Personalised Brain training for mind and soul
Neurofeedback improves quality of life, sensory integration, motor skills, movement initiation and balance in Parkinson’s Disease.
Peer-reviewed research shows the following effects in neurofeedback applications to Parkinson’s Disease:
– improved motor symptoms, on a par with other therapies such as rTMS – while being non-invasive and drug-free
– improvement in life quality
– increased sensory integration in 10-12 sessions
– reduced symptom severity
General (non-PD specific) effects of neurofeedback training include:
– overall increased fine motor skills
Chronic Pain is another application for neurofeedback, where studies have demonstrated its efficacy.
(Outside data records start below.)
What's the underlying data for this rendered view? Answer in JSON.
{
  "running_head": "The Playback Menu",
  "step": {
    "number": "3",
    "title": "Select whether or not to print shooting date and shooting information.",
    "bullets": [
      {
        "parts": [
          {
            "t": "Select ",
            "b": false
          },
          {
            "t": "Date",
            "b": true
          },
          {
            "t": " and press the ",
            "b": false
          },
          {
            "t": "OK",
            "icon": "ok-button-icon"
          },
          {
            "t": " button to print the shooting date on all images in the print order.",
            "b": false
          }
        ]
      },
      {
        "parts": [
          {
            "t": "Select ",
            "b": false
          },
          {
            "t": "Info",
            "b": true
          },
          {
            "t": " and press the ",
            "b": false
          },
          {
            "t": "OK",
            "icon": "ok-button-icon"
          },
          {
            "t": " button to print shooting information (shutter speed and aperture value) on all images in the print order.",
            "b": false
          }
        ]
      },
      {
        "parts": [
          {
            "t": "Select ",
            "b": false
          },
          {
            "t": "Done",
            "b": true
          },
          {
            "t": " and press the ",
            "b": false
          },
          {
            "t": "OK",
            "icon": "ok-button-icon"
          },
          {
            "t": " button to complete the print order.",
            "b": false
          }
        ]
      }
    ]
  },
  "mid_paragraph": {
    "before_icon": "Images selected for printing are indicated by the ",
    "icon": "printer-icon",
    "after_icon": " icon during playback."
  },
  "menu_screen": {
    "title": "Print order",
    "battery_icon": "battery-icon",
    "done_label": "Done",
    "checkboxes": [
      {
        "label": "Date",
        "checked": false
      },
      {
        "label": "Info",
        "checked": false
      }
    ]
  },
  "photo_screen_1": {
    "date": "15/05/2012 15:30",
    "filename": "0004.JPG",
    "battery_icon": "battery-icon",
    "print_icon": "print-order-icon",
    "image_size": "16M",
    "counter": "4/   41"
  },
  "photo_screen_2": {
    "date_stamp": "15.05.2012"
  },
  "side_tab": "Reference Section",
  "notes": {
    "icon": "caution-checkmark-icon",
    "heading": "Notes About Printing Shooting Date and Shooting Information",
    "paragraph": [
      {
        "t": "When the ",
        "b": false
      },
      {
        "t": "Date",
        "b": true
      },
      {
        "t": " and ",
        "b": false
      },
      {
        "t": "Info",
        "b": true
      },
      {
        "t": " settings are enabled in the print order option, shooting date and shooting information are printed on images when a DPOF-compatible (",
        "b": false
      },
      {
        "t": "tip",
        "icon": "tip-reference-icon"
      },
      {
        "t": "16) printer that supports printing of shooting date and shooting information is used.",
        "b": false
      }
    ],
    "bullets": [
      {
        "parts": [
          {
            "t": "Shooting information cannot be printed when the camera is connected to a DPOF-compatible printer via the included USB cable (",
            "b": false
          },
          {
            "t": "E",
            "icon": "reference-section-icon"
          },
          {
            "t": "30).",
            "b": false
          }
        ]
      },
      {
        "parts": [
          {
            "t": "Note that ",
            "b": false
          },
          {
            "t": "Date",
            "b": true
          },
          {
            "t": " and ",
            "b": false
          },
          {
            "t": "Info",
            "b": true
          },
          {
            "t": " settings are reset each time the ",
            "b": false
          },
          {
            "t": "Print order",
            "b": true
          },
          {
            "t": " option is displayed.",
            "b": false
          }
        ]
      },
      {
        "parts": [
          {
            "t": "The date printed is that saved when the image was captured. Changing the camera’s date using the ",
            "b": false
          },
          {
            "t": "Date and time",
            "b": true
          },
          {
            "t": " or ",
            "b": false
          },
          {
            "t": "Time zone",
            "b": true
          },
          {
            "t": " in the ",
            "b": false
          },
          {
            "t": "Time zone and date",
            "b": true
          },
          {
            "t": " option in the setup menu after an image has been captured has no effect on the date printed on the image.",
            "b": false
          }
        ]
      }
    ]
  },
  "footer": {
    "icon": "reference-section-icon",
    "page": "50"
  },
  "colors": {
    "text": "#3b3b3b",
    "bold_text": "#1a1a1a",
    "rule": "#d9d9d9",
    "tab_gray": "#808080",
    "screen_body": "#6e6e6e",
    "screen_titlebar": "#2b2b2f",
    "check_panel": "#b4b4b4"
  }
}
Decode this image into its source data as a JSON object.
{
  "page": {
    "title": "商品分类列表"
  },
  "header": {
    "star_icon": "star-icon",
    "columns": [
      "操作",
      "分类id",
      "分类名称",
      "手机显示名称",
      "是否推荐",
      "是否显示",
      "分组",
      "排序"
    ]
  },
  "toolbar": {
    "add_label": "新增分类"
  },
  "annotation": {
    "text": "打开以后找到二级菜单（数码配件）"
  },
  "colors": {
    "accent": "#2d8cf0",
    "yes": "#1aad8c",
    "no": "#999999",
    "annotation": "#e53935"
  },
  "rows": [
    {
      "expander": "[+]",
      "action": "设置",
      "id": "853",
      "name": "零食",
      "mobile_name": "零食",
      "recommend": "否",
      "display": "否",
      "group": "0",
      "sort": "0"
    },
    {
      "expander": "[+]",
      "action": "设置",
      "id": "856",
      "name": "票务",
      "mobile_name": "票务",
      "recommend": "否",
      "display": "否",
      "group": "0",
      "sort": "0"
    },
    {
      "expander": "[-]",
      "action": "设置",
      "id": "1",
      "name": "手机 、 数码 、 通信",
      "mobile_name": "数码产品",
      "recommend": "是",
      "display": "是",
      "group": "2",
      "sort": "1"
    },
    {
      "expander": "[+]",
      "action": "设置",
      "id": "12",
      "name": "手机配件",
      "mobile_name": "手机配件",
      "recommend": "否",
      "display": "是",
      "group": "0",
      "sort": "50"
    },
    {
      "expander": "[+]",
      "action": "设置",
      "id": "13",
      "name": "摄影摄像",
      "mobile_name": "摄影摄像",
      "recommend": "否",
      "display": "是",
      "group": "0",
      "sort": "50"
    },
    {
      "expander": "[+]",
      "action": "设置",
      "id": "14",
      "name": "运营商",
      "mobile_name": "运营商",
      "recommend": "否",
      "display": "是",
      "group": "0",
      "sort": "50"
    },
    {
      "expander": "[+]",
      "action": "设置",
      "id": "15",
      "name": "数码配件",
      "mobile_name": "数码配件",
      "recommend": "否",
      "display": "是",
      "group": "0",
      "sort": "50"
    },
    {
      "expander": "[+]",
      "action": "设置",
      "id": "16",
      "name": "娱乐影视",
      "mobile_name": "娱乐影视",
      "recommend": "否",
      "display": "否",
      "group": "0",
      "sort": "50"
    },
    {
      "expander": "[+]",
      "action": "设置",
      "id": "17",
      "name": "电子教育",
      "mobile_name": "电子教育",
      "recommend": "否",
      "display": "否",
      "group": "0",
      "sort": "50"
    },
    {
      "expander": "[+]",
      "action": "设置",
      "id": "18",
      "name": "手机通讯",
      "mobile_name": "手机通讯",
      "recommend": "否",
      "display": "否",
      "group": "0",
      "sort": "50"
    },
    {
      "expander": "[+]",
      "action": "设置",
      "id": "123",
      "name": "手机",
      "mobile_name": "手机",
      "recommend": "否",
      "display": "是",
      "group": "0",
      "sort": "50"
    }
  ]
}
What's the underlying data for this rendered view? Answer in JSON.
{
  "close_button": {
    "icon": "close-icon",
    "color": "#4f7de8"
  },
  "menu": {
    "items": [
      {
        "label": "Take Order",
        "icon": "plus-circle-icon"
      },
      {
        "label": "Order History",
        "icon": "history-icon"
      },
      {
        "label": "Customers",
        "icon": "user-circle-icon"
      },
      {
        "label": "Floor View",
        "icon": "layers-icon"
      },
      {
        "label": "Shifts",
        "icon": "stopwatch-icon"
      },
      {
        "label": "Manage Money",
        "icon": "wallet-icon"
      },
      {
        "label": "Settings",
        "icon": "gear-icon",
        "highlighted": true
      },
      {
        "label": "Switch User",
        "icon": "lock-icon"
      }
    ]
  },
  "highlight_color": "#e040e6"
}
Subjectively, PD sufferers find neurofeedback training calming, reassuring and report an improved sense of feeling being part of their body.
It has recently been shown that neurofeedback training led to cognitive improvements in Multiple Sclerosis (MS) patients, and that this corresponded to improved functional connectivity in key motor and salience networks. Increased fractional anisotropy (FA) was observed, which correlated with cognitive improvement.
MS is a neurodegenerative condition that adversely affects axonal myelination. FA is among other a measure of myelination, so the result that neurofeedback can make positive changes in this condition is very encouraging.
A study with sufferers of Huntington’s Disease, another neurodegenerative condition, showed that cognitive and motor skills improved and that these changes related to improved functional connectivity in key brain regions, again a conclusion that neuroplasticity can be induced despite the presence of neurodegeneration.
Researcher Katherine Fletcher (PhD) of Parkinson’s UK asserts that:
“The idea of Neurofeedback is very interesting and the evidence [above] shows great potential. Larger studies would be needed to fully understand the potential and safety of this method for people with Parkinson’s before we could share it with our community.”